Waveform capnography measures the concentration of carbon dioxide expired from the lungs. Assists in identifying:
* Confirmation of tube placement
* Assessment of the quality of chest compressions
* Return of spontaneous circulation
* Poor prognosis in a resuscitation attempt
* Rate of ventilations
Systolic BP below what may indicate shock?
<90 mmHg
If you can’t get IV access, what access could you get?
Intraosseous
State some common causes of reduced consciousness
- Profound hypoxia. (lack of oxygen)
- Hypercapnia. (retention of carbon dioxide)
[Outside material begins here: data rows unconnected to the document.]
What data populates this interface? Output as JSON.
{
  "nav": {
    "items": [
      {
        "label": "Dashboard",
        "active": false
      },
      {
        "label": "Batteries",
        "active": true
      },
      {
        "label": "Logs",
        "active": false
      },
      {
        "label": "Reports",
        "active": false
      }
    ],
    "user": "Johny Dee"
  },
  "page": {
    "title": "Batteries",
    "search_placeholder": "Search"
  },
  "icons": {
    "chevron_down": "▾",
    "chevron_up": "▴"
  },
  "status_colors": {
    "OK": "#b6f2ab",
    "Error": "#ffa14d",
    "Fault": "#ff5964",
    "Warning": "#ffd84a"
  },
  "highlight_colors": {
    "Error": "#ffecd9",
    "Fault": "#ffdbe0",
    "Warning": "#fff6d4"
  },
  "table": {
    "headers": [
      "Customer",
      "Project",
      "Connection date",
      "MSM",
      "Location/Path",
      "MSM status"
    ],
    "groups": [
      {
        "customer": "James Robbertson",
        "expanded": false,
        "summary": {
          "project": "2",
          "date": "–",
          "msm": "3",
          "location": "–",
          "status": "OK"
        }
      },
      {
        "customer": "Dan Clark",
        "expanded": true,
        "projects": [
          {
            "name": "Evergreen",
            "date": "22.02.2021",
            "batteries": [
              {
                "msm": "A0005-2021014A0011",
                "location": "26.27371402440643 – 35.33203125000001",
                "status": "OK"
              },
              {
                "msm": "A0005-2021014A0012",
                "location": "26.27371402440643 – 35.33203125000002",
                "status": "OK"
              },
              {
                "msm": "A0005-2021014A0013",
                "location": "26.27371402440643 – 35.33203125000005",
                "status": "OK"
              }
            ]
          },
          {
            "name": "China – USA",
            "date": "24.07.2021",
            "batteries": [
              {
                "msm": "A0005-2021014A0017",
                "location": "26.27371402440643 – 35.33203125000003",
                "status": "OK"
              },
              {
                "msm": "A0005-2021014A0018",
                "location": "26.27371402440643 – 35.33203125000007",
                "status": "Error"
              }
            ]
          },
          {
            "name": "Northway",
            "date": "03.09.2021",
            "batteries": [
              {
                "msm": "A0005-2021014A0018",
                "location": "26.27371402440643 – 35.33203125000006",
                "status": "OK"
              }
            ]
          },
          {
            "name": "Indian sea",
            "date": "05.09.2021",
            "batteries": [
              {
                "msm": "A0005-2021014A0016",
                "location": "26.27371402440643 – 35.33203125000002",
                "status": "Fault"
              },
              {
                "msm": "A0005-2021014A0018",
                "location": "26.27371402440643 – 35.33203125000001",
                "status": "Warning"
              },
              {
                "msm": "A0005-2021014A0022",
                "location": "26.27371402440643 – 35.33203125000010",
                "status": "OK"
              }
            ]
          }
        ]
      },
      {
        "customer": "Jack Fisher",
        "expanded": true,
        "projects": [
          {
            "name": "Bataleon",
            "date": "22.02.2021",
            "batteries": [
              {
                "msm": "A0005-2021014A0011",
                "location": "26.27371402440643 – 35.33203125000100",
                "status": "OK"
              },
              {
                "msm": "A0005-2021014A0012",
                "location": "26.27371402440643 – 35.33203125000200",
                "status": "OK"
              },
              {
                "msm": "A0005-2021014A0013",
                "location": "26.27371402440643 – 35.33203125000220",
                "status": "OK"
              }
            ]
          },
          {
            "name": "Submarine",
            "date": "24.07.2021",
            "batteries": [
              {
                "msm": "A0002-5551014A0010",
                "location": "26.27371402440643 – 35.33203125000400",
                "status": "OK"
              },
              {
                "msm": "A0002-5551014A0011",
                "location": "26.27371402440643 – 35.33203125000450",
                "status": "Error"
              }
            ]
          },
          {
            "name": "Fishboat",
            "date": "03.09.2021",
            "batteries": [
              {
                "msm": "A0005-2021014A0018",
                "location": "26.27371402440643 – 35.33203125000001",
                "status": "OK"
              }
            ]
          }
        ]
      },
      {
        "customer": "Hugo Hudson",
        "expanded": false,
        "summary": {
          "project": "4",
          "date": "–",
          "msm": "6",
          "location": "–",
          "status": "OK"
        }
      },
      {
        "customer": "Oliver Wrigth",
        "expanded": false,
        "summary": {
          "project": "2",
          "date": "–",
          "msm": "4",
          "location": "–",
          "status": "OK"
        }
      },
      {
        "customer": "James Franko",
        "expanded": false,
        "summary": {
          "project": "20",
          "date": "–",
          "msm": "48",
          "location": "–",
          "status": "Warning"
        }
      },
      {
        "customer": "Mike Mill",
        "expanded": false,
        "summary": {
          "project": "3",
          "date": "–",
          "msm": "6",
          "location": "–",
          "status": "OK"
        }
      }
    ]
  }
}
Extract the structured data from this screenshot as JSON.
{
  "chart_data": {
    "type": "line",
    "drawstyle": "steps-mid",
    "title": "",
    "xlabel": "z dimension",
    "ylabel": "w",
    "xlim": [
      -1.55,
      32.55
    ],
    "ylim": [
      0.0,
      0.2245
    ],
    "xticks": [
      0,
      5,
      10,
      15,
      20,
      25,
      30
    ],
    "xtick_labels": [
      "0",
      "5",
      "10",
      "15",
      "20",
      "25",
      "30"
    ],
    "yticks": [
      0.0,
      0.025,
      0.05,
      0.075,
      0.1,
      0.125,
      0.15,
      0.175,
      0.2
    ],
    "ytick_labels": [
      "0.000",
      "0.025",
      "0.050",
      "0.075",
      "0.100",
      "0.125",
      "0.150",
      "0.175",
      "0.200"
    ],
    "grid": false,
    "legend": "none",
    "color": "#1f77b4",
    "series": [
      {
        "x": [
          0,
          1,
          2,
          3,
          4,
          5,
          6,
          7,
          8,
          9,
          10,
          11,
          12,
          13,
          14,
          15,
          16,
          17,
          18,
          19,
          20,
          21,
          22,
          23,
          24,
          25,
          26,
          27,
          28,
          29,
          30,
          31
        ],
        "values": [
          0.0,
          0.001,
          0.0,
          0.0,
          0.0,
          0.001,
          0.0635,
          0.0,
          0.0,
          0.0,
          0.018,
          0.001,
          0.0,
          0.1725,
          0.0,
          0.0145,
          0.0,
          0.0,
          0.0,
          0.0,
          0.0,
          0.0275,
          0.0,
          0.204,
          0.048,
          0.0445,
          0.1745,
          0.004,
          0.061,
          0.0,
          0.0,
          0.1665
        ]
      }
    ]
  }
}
- Recent administration of sedatives or analgesic drugs.
- Trauma / head injuries
- Seizures
- Drugs
- Hypoglycaemia (low blood sugar)
State 3 ways you can assess if your patient responds to pain
- Trapezius squeeze
- Supraorbital pressure
- Sternal rub
What are you looking for during exposure of A-E?
- Is there any evidence of trauma / bruising or deformity of bone?
- Does the patient have any evidence of internal or external bleeding. e.g. from the rectum or vagina. Do they have surgical wounds or drains? Is the abdomen distended?
- Does the patient have any rashes, bites or stings or skin / mucosal changes?
- Does the patient have any swelling around the eyes, mouth or nose?
- Do the patient’s calves appear swollen or painful?
- Does the patient’s breath or odour give any clues to aid your assessment e.g alcohol, recreational drugs, pear drop breath (ketones)?